M.H.: Le soft power chinois des masques vient en appui de sa stratégie de la conquête du monde. Afin de façonner l’opinion locale et surtout internationale, la Chine se vante de sauver le monde, après avoir expédié dans cent trente pays, quelques 28 milliards de masques de protection. Toutefois, la manoeuvre chinoise se voit avortée, car le pays est fortement soupçonné d’être à l’origine de la propagation de la pandémie du coronavirus. Une première, la Chine montre un visage fébrile, face aux nombreuses attaques informationnelles des Etats-Unis, de l’Europe et même de pays africains. Un véritable « China-bashing » que le soft power des masques peine à taire. Il faut dire que la séquence coronavirus s’ajoute à une longue liste de doléances adressée à la Chine, après plusieurs catastrophes industrielles, et une pollution environnementale à répétition.
Challenge: Et qu’en est-il du soft power marocain des masques ?

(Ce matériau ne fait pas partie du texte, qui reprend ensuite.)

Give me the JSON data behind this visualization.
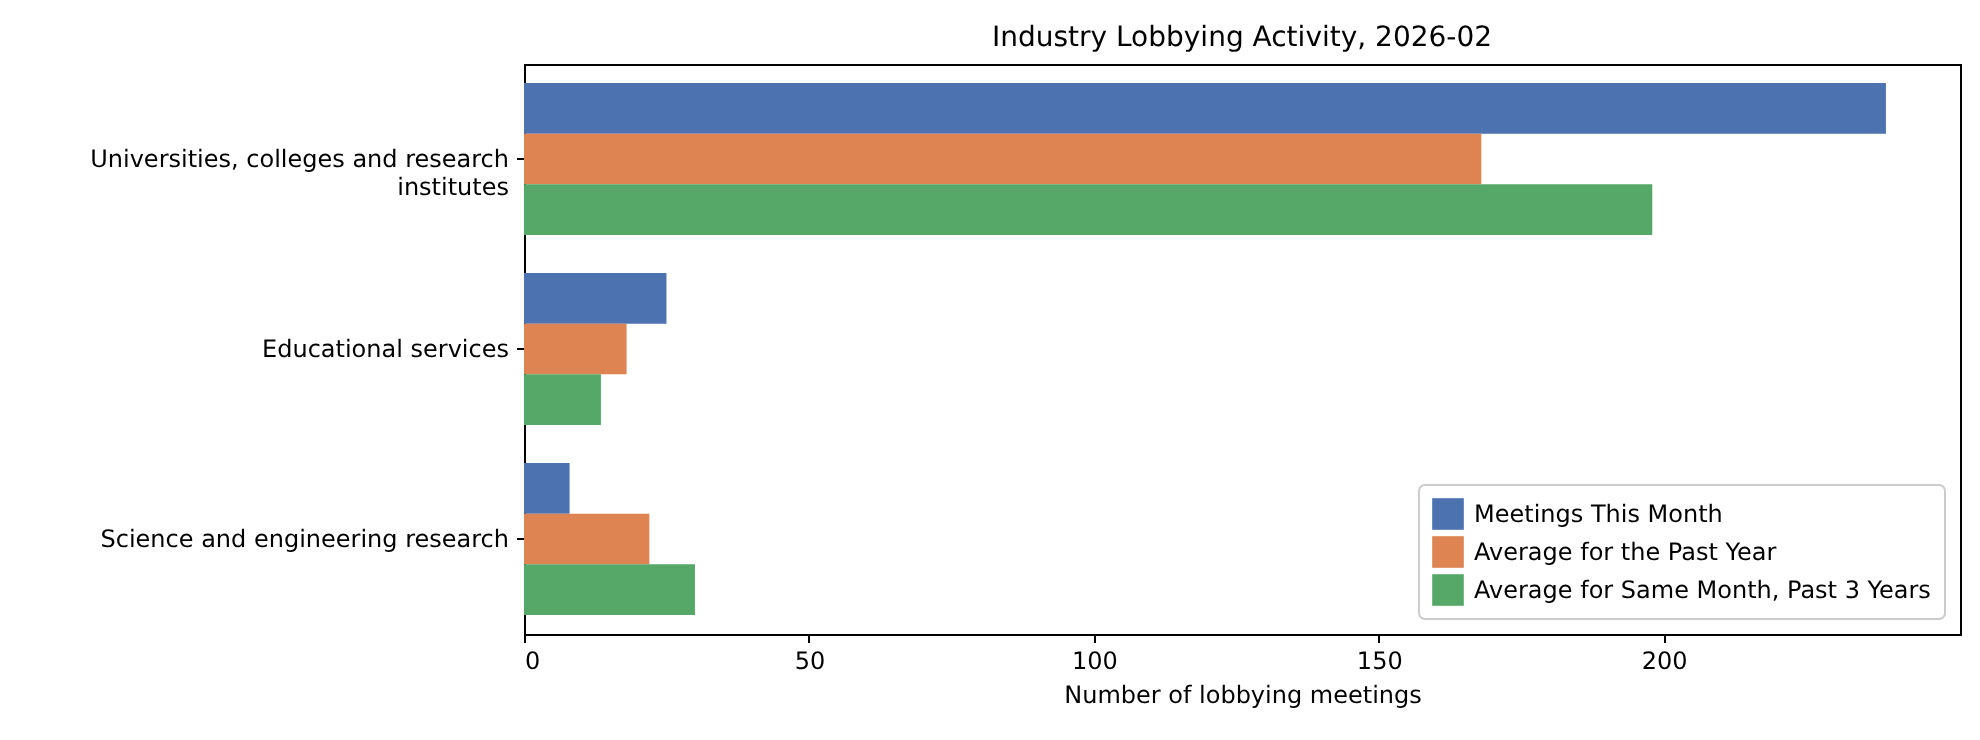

M.H.: Reposant sur une capacité de production élevée dans le Royaume, et une demande mondiale insatisfaite en masques de protection, le secteur textile marocain a pris une place de choix, aidé par une agilité remarquable. De nombreux pays citent le Maroc en exemple dans sa gestion globale de la crise, le soft power marocain des masques en est pour beaucoup, surtout que de grandes puissances mondiales en manquent. L’image de marque du Royaume en tire bénéfice, toutefois, une précaution s’impose, afin de pérenniser cet atout marocain. Car non seulement il faudra maintenir, voire augmenter l’effort de production, mais également poursuivre celui de l’innovation. Il y a fort à parier que d’autres nations prendront place dans la compétition, étant donné que cette pandémie peut durer des mois, voire des années.
A.M.: La crise actuelle peut aussi bien réduire, qu’amplifier les rapports de forces géopolitiques, et les tensions mondiales. L’entraide entre les pays, et la solidarité dans les populations sont à encourager, en ces temps difficiles. Et s’il se trouve que le Maroc produit des masques en quantité largement supérieure à ses besoins, son voisin en manque singulièrement.
Challenge: A l’image du soft power des masques, le Maroc peut-il faire mieux en matière de puissance douce ?
A.M.: Aujourd’hui, la totalité de la population mondiale est soumise à la géopolitique de la peur, aussi, nos gouvernants individuellement et collectivement sont attendus pour insuffler une géopolitique de l’espoir. Car face aux incertitudes, telles : la durée de la crise, la survenance de vagues successives, les épidémiologistes qui évoquent une durée de quelques mois avant la disponibilité d’un traitement, voire de plus ou moins deux ans avant la disponibilité d’un vaccin, il importe grandement d’encourager les initiatives et les élans positifs. Dans pareille situation, ceux qui prennent de l’avance sont les stratèges qui savent prendre de la hauteur pour voir loin, et ceux qui savent penser en dehors du cadre. Cela vaut pour toute initiative, quelle soit pensée et exécutée à l’échelle nationale, régionale, jusqu’à la mondiale.
M.H. : A date, le Royaume est salué pour ses nombreuses initiatives nationales et régionales, impulsées par Sa Majesté le Roi Mohammed VI, que Dieu l’assiste. Nous, Marocaines et Marocains sommes pleins de ressources, et cette crise l’a révélé aux yeux du monde entier. Et pour vous répondre, Oui nous pouvons et devons faire mieux, individuellement et collectivement.
Mehdi Hijaouy: Expert en Intelligence Economique et Stratégique, Mehdi Hijaouy est titulaire de deux Executive MBA de l’Ecole de Guerre Economique de Paris. Mehdi Hijaouy est expert international en affaires sensibles, et dispose d’une grande expérience dans la sécurité étatique.
Adil Mesbahi: Expert en Intelligence Economique et Stratégique, Adil Mesbahi est ingénieur grande école française, formation complétée par un MSc et quatre MBA. Après une riche expérience dans le conseil et la banque, Adil Mesbahi est professeur, auteur, analyste et conseiller auprès de Décideurs économiques et étatiques.